Referring back to Figure 2, if the order processing fails, usually no harm is done. You just fail the operation. If the order processing succeeds but publishing its message fails, you will have a situation where the order has been placed but no items will be shipped.
As a solution, you can try to add checks and compensation actions for all failures: processing succeeded but publishing the event failed? Retry publishing. Although valid, this can lead to a convoluted implementation that it is hard to follow, especially when you add more and more dependencies.
In our case we want to solve the problem by guaranteeing that if I am able to persist the order, an event is fired. You want them to be part of an atomic operation.
From a solution space, the usual choices are: implement a 2-phase commit solution or rely on a process manager/saga. While valid, they are usually more complex to implement, and for the persistence issue we are trying to solve, a simpler alternative called the transactional outbox pattern can help.
Transactional Outbox
The concept of the transactional outbox is simple. Instead of using two different technologies where there is no transaction support, we use just one to save the state and the event. Within this medium, you have the atomic guarantee that either the entire content is persisted, or none of it is.
The next step is to use a mechanism, push or pull, to take those events and publish them into the selected messaging solution.
A common choice would be to use an RDBMS — such as MySQL or PostgreSQL — and use a Change Data Capture (CDC) tool, such as debezium, that reads the transaction log to send your events.
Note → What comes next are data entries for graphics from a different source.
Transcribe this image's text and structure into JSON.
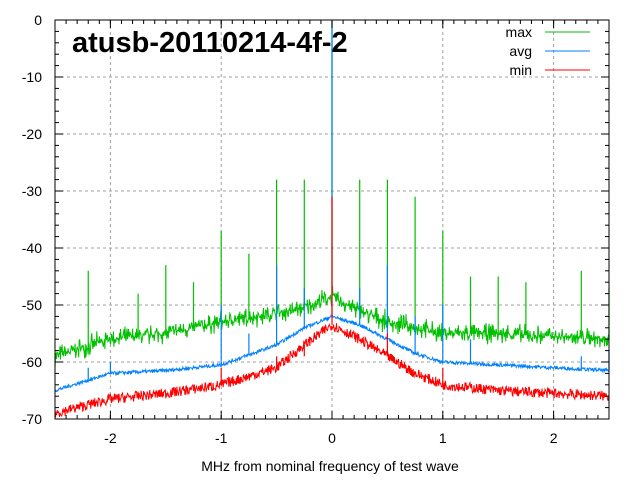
{
  "chart_data": {
    "type": "line",
    "title": "atusb-20110214-4f-2",
    "xlabel": "MHz from nominal frequency of test wave",
    "ylabel": "",
    "xlim": [
      -2.5,
      2.5
    ],
    "ylim": [
      -70,
      0
    ],
    "xticks": [
      -2,
      -1,
      0,
      1,
      2
    ],
    "yticks": [
      0,
      -10,
      -20,
      -30,
      -40,
      -50,
      -60,
      -70
    ],
    "grid": true,
    "legend_position": "top-right",
    "series": [
      {
        "name": "max",
        "color": "#00c000",
        "noise": 2.2,
        "x": [
          -2.5,
          -2,
          -1.5,
          -1,
          -0.5,
          -0.25,
          0,
          0.25,
          0.5,
          0.75,
          1,
          1.5,
          2,
          2.5
        ],
        "y": [
          -59,
          -56,
          -55,
          -53,
          -51.5,
          -50.5,
          -48.5,
          -51,
          -53,
          -54,
          -55,
          -55,
          -55.5,
          -56
        ],
        "spikes": [
          [
            -2.2,
            -44
          ],
          [
            -1.75,
            -48
          ],
          [
            -1.5,
            -43
          ],
          [
            -1.25,
            -46
          ],
          [
            -1,
            -37
          ],
          [
            -0.75,
            -41
          ],
          [
            -0.5,
            -28
          ],
          [
            -0.25,
            -28
          ],
          [
            0,
            0
          ],
          [
            0.25,
            -28
          ],
          [
            0.5,
            -28
          ],
          [
            0.75,
            -31
          ],
          [
            1,
            -37
          ],
          [
            1.25,
            -45
          ],
          [
            1.5,
            -45
          ],
          [
            1.75,
            -46
          ],
          [
            2.25,
            -44
          ],
          [
            2.5,
            -47
          ]
        ]
      },
      {
        "name": "avg",
        "color": "#0080ff",
        "noise": 0.3,
        "x": [
          -2.5,
          -2,
          -1.5,
          -1,
          -0.5,
          -0.25,
          0,
          0.25,
          0.5,
          0.75,
          1,
          1.5,
          2,
          2.5
        ],
        "y": [
          -65,
          -62,
          -61.5,
          -60.5,
          -57,
          -54,
          -52,
          -53.5,
          -56,
          -58.5,
          -60,
          -60.5,
          -61,
          -61.5
        ],
        "spikes": [
          [
            -2.2,
            -61
          ],
          [
            -2,
            -60
          ],
          [
            -1,
            -50
          ],
          [
            -0.75,
            -55
          ],
          [
            -0.5,
            -43
          ],
          [
            -0.25,
            -47
          ],
          [
            0,
            0
          ],
          [
            0.25,
            -47
          ],
          [
            0.5,
            -43
          ],
          [
            0.75,
            -52
          ],
          [
            1,
            -50
          ],
          [
            1.25,
            -56
          ],
          [
            2.25,
            -59
          ],
          [
            2.5,
            -58
          ]
        ]
      },
      {
        "name": "min",
        "color": "#ff0000",
        "noise": 0.9,
        "x": [
          -2.5,
          -2,
          -1.5,
          -1,
          -0.5,
          -0.25,
          0,
          0.25,
          0.5,
          0.75,
          1,
          1.5,
          2,
          2.5
        ],
        "y": [
          -69,
          -66.5,
          -65.5,
          -64,
          -61,
          -57,
          -53.5,
          -56,
          -59,
          -62,
          -64,
          -65,
          -65.5,
          -66
        ],
        "spikes": [
          [
            -1,
            -61
          ],
          [
            -0.5,
            -59
          ],
          [
            -0.25,
            -59
          ],
          [
            0,
            -31
          ],
          [
            0.5,
            -55
          ],
          [
            1,
            -61
          ]
        ]
      }
    ]
  }
}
In our case, I decided to use a managed service that provides all the necessary pieces: DynamoDB, Streams, and Lambda functions.
DynamoDB Streams
DynamoDB provides support for creating a stream of events to track every time a change happens in a table. So when an item gets inserted, updated, or deleted.
Our solution could be in the form of a task that keeps polling this stream for new entries and publishes to SQS or SNS. Instead of having to do this task, I opted to leverage another DynamoDB integration: Lambdas.
DynamoDB streams can be configured to trigger the execution of Lambdas for every entry. This helps reduce the number of moving parts that I have to write and manage on my own.
The final setup can be seen in Figure 5. The nice aspect of this is that the infrastructure takes care of the CDC aspect, as it handles triggering the Lambda whenever the changes appear on the stream, and automatically retries upon failure. Less code for us to write and worry about.
Practical Aspects
Setup
Before we go over the code itself, you have to set up the necessary infrastructure. Fortunately, AWS provides a detailed set of instructions here. In summary, it involves creating the following steps:
- Create the DynamoDB table with stream enabled;
- Configure the IAM role that your Lambda will use to execute. Be careful to add the resources you want it to access, such as the stream created on step 1 and the SQS queue or SNS topic you want to publish your events;
- Create the Lambda associated with the role and connected to the stream.
In our case this is what it looks like after the setup has been completed.
In Figure 6 we see that DynamoDB will trigger our Lambda, which in turn is connected to SNS.
Persisting Data in DynamoDB
Looking at our simplified Order model, represented in Figure 7, we can see that it contains the properties needed, and a list of the events collected. In our case, we are interested in exploring the first event, OrderCreated.
We have created a table in DynamoDB called orders with the key being the orderId. For simplicity, we will not model any sort or secondary indexes.